The alternative appears to be bolstering accountability frameworks, but what exactly that looks like in this context is anyone’s guess. The report largely places its hopes on finding technical solutions to address accountability with respect to AI, and an IEEE effort on autonomous systems that I’ve been involved with has faced a similar roadblock. But if we have to rely on technical tools to put good intentions into practice, we will need more discussion about what those tools will be and how industry and individuals alike will be able to use them.
The Sky(net) isn't falling, but…
Technophobes may breathe easier after reading the report, which emphasizes several times that artificial superintelligences that can meet or exceed human capacity across a full range of cognitive tasks remain decades away. While the report raises the specter of autonomous weapons systems and cyber warfare, Skynet is no imminent threat. Instead, the report argues that the best way to address the rise of a dystopian AI is to begin pursuing policies to attack and address the risks and challenges presented by rapid development of "narrow AI."
In terms of near-term regulatory and policymaking activity, the report recommends focusing on any immediate concerns around managing safety, security, and yes, privacy.
From medicine and mobility to, as always, marketing, significant progress has been made in using "a toolkit of AI methods" in specific application areas. The report trumpets the public and private benefits already being realized in fields such as healthcare, transportation, the environment, criminal justice, and economic inclusion.
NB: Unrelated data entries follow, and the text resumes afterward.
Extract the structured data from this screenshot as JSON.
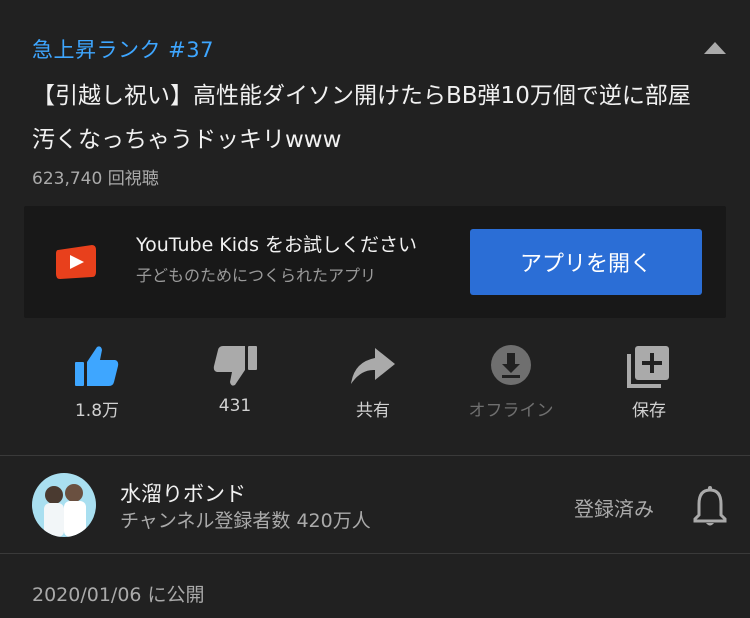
{
  "video": {
    "trending_label": "急上昇ランク #37",
    "title": "【引越し祝い】高性能ダイソン開けたらBB弾10万個で逆に部屋汚くなっちゃうドッキリwww",
    "views": "623,740 回視聴",
    "published": "2020/01/06 に公開"
  },
  "promo": {
    "title": "YouTube Kids をお試しください",
    "subtitle": "子どものためにつくられたアプリ",
    "button_label": "アプリを開く"
  },
  "actions": {
    "like": {
      "label": "1.8万",
      "icon": "thumbs-up-icon",
      "active": true
    },
    "dislike": {
      "label": "431",
      "icon": "thumbs-down-icon"
    },
    "share": {
      "label": "共有",
      "icon": "share-icon"
    },
    "offline": {
      "label": "オフライン",
      "icon": "download-icon",
      "disabled": true
    },
    "save": {
      "label": "保存",
      "icon": "playlist-add-icon"
    }
  },
  "channel": {
    "name": "水溜りボンド",
    "subscribers": "チャンネル登録者数 420万人",
    "subscribe_status": "登録済み"
  },
  "colors": {
    "background": "#212121",
    "accent": "#3ea6ff",
    "button": "#2b6ed6",
    "promo_bg": "#181818"
  }
}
Recent developments in smart cars and drones are touted as major case studies. In terms of near-term regulatory and policymaking activity, the report recommends focusing on any immediate concerns around managing safety, security, and yes, privacy.
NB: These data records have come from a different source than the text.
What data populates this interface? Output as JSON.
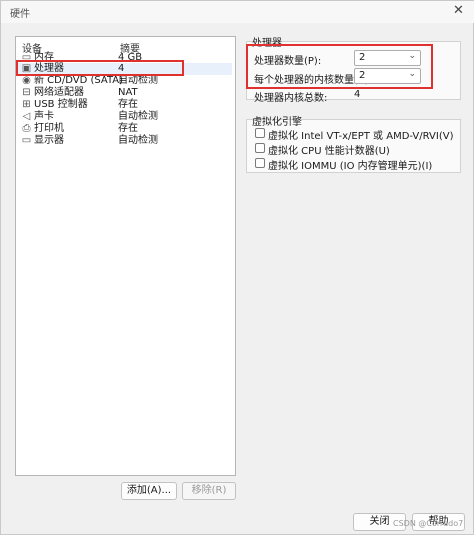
{
  "window": {
    "title": "硬件",
    "close_glyph": "✕"
  },
  "devices": {
    "col_device": "设备",
    "col_summary": "摘要",
    "items": [
      {
        "name": "内存",
        "summary": "4 GB",
        "icon": "memory-icon",
        "glyph": "▭"
      },
      {
        "name": "处理器",
        "summary": "4",
        "icon": "processor-icon",
        "glyph": "▣"
      },
      {
        "name": "新 CD/DVD (SATA)",
        "summary": "自动检测",
        "icon": "cd-dvd-icon",
        "glyph": "◉"
      },
      {
        "name": "网络适配器",
        "summary": "NAT",
        "icon": "network-adapter-icon",
        "glyph": "⊟"
      },
      {
        "name": "USB 控制器",
        "summary": "存在",
        "icon": "usb-controller-icon",
        "glyph": "⊞"
      },
      {
        "name": "声卡",
        "summary": "自动检测",
        "icon": "sound-card-icon",
        "glyph": "◁"
      },
      {
        "name": "打印机",
        "summary": "存在",
        "icon": "printer-icon",
        "glyph": "⎙"
      },
      {
        "name": "显示器",
        "summary": "自动检测",
        "icon": "display-icon",
        "glyph": "▭"
      }
    ],
    "selected_index": 1,
    "add_button": "添加(A)...",
    "remove_button": "移除(R)"
  },
  "processor": {
    "group_title": "处理器",
    "count_label": "处理器数量(P):",
    "count_value": "2",
    "cores_label": "每个处理器的内核数量(C):",
    "cores_value": "2",
    "total_label": "处理器内核总数:",
    "total_value": "4"
  },
  "virtualization": {
    "group_title": "虚拟化引擎",
    "options": [
      {
        "label": "虚拟化 Intel VT-x/EPT 或 AMD-V/RVI(V)",
        "checked": false
      },
      {
        "label": "虚拟化 CPU 性能计数器(U)",
        "checked": false
      },
      {
        "label": "虚拟化 IOMMU (IO 内存管理单元)(I)",
        "checked": false
      }
    ]
  },
  "footer": {
    "close_button": "关闭",
    "help_button": "帮助"
  },
  "watermark": "CSDN @Corrado7",
  "colors": {
    "highlight_border": "#e0312f",
    "selection": "#e8f0fb"
  }
}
Unfortunately, the report largely punts on what it terms long-term societal and ethical questions, even as some of those concerns may be more near-term than imagined. A number of public comments received by the White House highlight the legitimate threat AI poses to both employment and the job market itself, but the report promises only a future study on automation and the economy. Millions of jobs in transportation will likely be eliminated by automation, but AI will also impact white-collar employment that could conceivably include routine compliance roles. Try as we might to think otherwise, neither lawyers nor privacy pros are special in this respect.
Preparing for the Future
Aside from a follow-up report about AI’s impact on employment, it is unclear what immediate next steps are coming from an Administration with less than a hundred days left in office. But for anyone interested in the future of privacy, getting a handle on the contours of AI, and how it intersects with big data, IoT, and fundamental privacy practices could be increasingly important.